Your business’s overall expenditure for your budgeted period will include all fixed and variable costs, and may also need to take into account inflation and other adjustments, depending on the length of time your budgeted period covers.

Fixed Costs
Your business’s fixed costs are payable amounts that will not change by any significant amount throughout the time allotted by your budget, regardless of how your business is performing. Costs such as rent for office space and equipment are fixed for a specified period by the terms of the rental agreement and cannot vary within the period that the agreement covers. These can be estimated accurately based on such agreements.

Variable Costs
Costs that will change significantly within your budgeted period are your variable costs. It is more difficult to estimate variable costs, as they can change based on a number of factors. Some examples of variable costs are your business’s product stock, which can vary greatly depending on your sales and on market prices for materials, transport costs, which will also vary based on your sales, and utility bills. A realistic estimation of these costs should be based on previous payable accounts and predicted sales.
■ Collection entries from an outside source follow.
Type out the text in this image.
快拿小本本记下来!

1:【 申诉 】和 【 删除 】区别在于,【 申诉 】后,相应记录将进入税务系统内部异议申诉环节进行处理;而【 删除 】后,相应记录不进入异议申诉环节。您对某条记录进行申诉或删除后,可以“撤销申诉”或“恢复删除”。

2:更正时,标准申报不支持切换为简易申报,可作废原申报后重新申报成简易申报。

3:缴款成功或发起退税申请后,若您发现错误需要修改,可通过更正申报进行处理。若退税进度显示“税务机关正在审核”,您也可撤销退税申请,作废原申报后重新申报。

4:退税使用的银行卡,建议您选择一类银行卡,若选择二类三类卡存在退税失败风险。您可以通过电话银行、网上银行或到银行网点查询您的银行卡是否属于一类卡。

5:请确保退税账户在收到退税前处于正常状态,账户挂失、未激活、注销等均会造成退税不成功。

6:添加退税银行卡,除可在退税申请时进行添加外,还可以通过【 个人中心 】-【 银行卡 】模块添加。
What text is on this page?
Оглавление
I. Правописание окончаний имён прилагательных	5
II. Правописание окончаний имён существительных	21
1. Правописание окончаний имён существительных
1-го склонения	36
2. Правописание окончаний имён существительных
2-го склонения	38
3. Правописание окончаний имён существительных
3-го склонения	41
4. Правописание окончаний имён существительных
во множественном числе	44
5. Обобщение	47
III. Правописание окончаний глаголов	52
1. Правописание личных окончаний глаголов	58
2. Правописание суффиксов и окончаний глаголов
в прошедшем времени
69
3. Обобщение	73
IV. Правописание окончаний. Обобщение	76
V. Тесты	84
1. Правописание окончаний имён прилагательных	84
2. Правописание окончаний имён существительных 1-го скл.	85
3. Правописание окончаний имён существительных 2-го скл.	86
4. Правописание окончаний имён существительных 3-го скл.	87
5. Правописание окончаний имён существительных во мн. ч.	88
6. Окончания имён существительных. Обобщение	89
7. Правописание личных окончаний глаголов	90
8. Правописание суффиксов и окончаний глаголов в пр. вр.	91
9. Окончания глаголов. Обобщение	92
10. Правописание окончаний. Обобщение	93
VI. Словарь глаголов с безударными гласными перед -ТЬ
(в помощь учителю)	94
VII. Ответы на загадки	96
If your budget is covering a period of one or more years, you will need to take into account the rate of inflation when estimating your variable costs. The price of goods and services, such as stock and transport, can increase based on annual inflation rates, so it is important to consider these rates when budgeting, in order to estimate your costs as accurately as possible.

Ideally, your business’s profits should be high enough to make a return on investments, as well providing you with a fair return on your labour.
Achieving a return on capital invested in your business by parties other than yourself should be your first priority, in order to satisfy your investors. Personal investments, including the amount of money that you put into your business as start up capital, and the profit from previous years that you have reinvested into your business, should be your second consideration. It is also important that you receive a return on the time and effort that you have put into the business; the amount that you pay yourself on a weekly, fortnightly or monthly basis should reflect when you could earn working for someone else.

Using these concepts and the basic budget equation, you can estimate your budget for a specified period and plan how to manage your business’s finances, allocating funds appropriately and estimating profit, in order to determine whether or not your business goals for the future are achievable. When setting your budget, remember that it is always safer to over-estimate costs and under estimate your sales income, to decrease your risk of going over your specified budget.